Dr. J. Thomas Cox, who is the executive director of the National HPV and Cervical Cancer Prevention Center, agreed with Dr. Deligdisch's assessment and with the current general movement away from the colposcopic search-and-destroy mentality that has characterized HPV/cervical cancer management in the past.
"If you balance the risk of damage due to overtreating young women versus the risk of missing a lesion that might become cancerous later on, it weighs in favor of doing less," Dr. Cox said during a live video transmission from his office at the University of California, Santa Barbara.
The guidelines state that for young women with biopsy-confirmed cervical intraepithelial neoplasia (CIN) grades 2-3, observation with colposcopy and repeat cytology for 4-6 months is acceptable for up to 1 year. If the lesion progresses to HSIL or if an HSIL lesion persists for a year or more, only then should one proceed to a diagnostic and/or excisional procedure.
HPV infection alone is not grounds for surgical intervention, especially in teens and young women.
Dr. Cox, an author of the new ASCCP guidelines, cited a 1998 study from Rutgers University assessing the rate of HPV infection in college-aged women seeking oral contraceptives. While 26% of all patients were HPV positive by polymerase chain reaction, the infections cleared in 70% of these patients within 12 months, and only 9% of them remained positive at 24 months (N. Engl. J. Med. 338<7>:423-28, 1998).

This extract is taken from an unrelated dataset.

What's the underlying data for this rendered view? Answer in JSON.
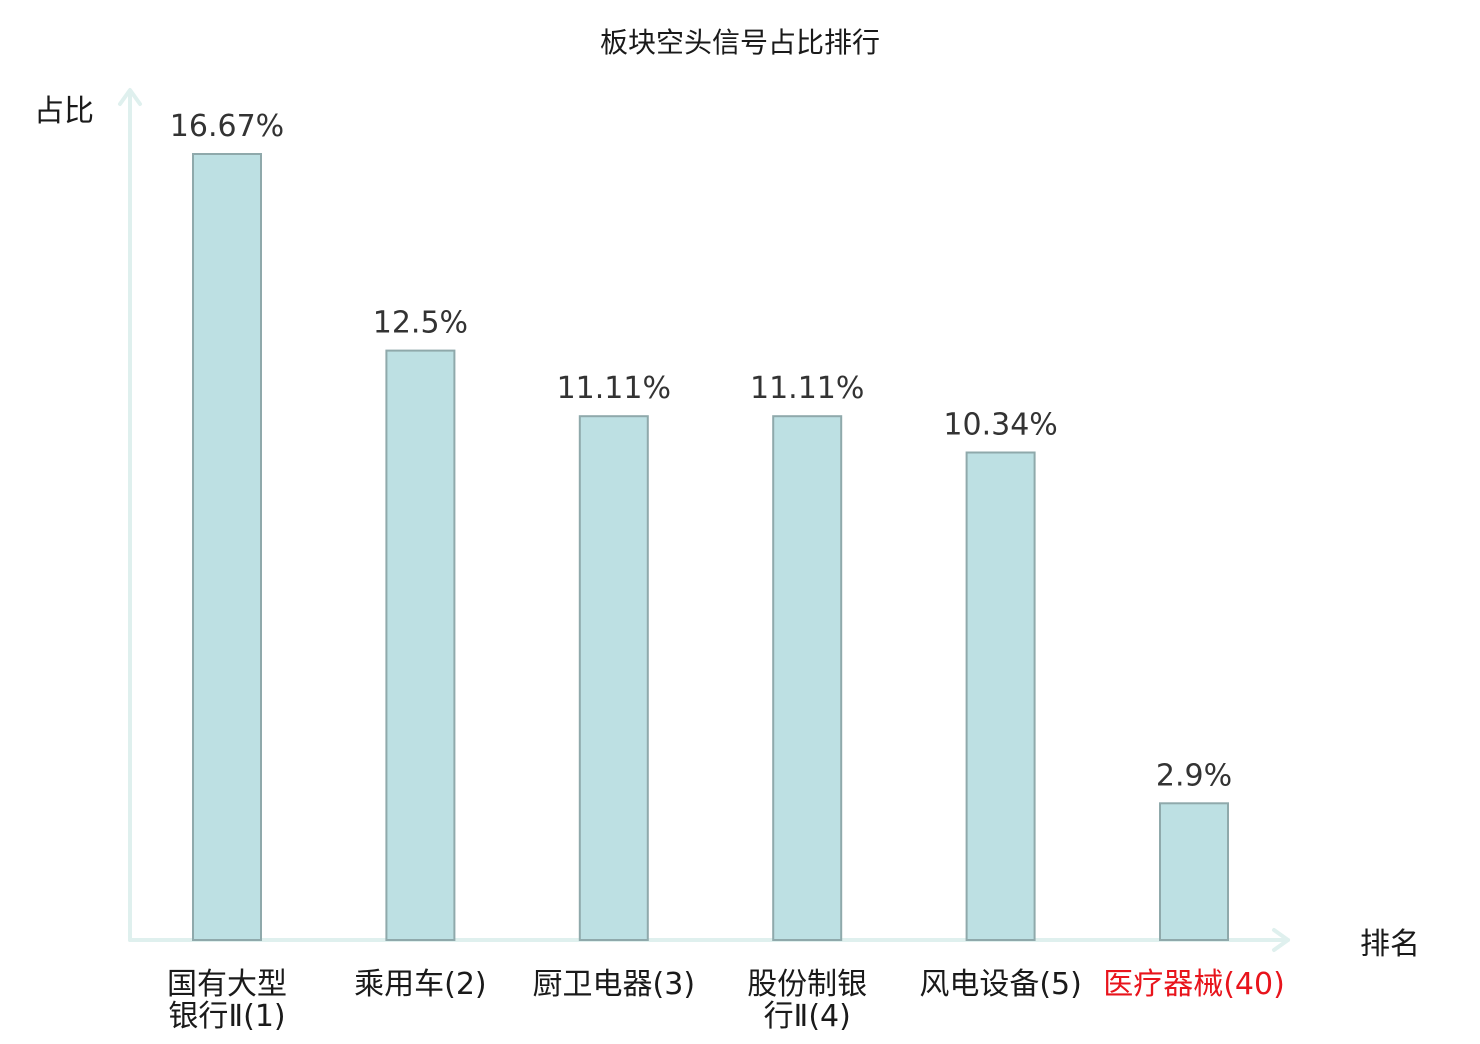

Risk of cervical cancer appears to be correlated with HPV type. Therefore, it is important to test women at risk for specific HPV types. "The majority of low-grade lesions will regress over time, and the patients will become HPV negative," he said.
There is a very long time frame for the development of cervical cancer following infection with a high-risk HPV type. The majority of women who get cervical cancer are infected in their 20s, and the median age for diagnosis of CIN is 29 years. The median age for diagnosis of invasive cervical cancer is in the late 40s.